Михаил Федорович страдальчески поморщился, потянулся за папиросой.

– Дак сами посудите, как она могла это делать? Все ведь хозяйство на ней. Из меня работник никудышный, сам себя не прокармливаю. Инвалид полный... А у нас же семья, детишки...

– Да... – протянула врач. – Это все понять можно. Организм у нее настолько изношен, что остается только удивляться, как она до сих пор держалась.

– Она ведь всю войну одна с ребятишками, а после войны так еще хуже – я все больше по санаториям и больницам валялся, тубуркулез у меня такой был, что чуть не помер. А ей ведь все на себе пришлось вынести...

Михаил Федорович замолчал, придумывая, чем бы еще оправдаться. Да что тут было оправдываться? Он и без того работал так, что в обмороки падал, да вся беда в том, что работы этой было с воробьиный нос.

– Будем, вероятно, оперировать ее, – сказала женщина. – Но как бы ни было, никакой, даже чуть-чуть тяжелой работы ей уже никогда нельзя делать. Поймите это.

– Как не понять... – тихо сказал Михаил Федорович.

– Иначе она долго не проживет. Я понимаю, и вам тяжело, но тут уж выбирать не приходится. Дети взрослые, наверно? Пусть они помогают.
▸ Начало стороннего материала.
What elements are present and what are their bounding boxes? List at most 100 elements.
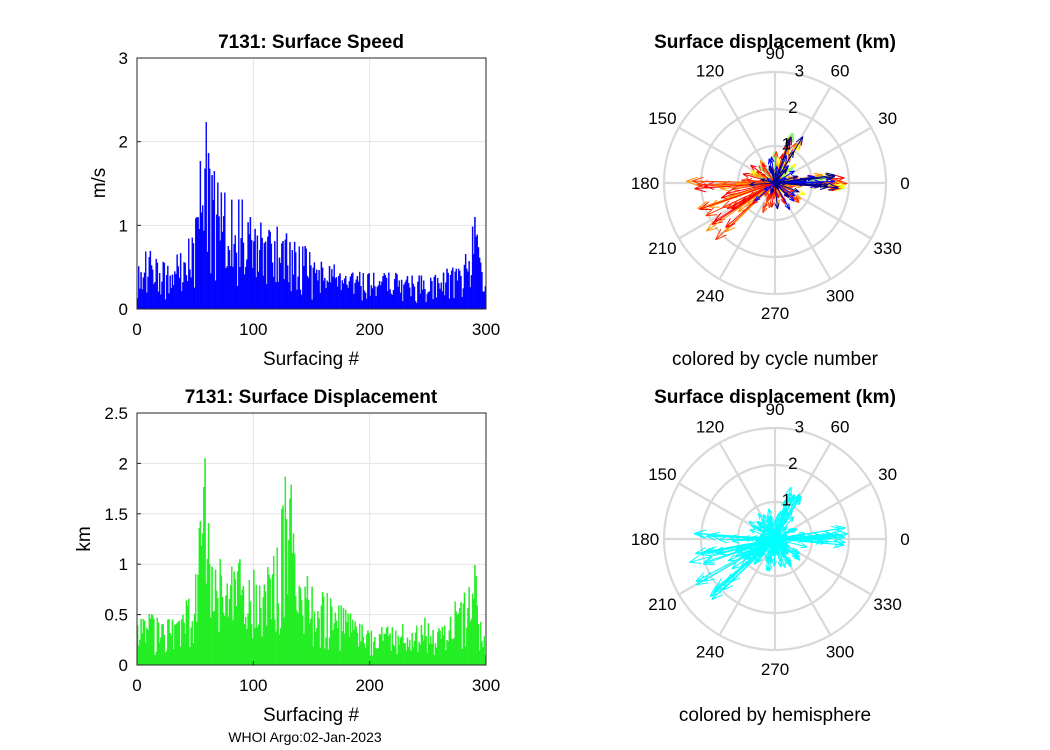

– Да какая с них помощь? Две старших дочери замужем, детишки у обоих – что с них возьмешь? Остальным и самим помогать надо – одна в техникуме учится, другая – в училище, на повара, двое дома – пацану и четырнадцати нет, а девчонка совсем малец – девять годов... Кому же помогать-то? У меня пенсия, да какая в колхозе пенсия, небось и сами знаете.

– Знаю, – вздохнула женщина.

Михаил Федорович видел, что все его беды она понимает, сочувствует ему – и говорит все это только потому, что должна сказать, каковы дела Анны Матвеевны.

Она встала, поднялся и Михаил Федорович.

– Вы здесь заночуете? Есть у вас где остановиться?

– Да есть тут у меня кум, к нему поеду... Завтра когда сюда можно?

– Часам к десяти, не раньше. Но ничего нового я не смогу вам сказать.

– Это я понимаю... Тогда уж еще раз приеду, а не то сына пришлю. Вы уж расскажите ему все как есть, он мальчишка башковитый, лучше меня все поймет.

– Ну, там посмотрим... А пока – до свиданья.

Женщина протянула ему тонкую слабую руку – Михаил Федорович осторожно подержал ее, и опять устыдился своих мозолей, грязных ногтей, желтых от табака пальцев.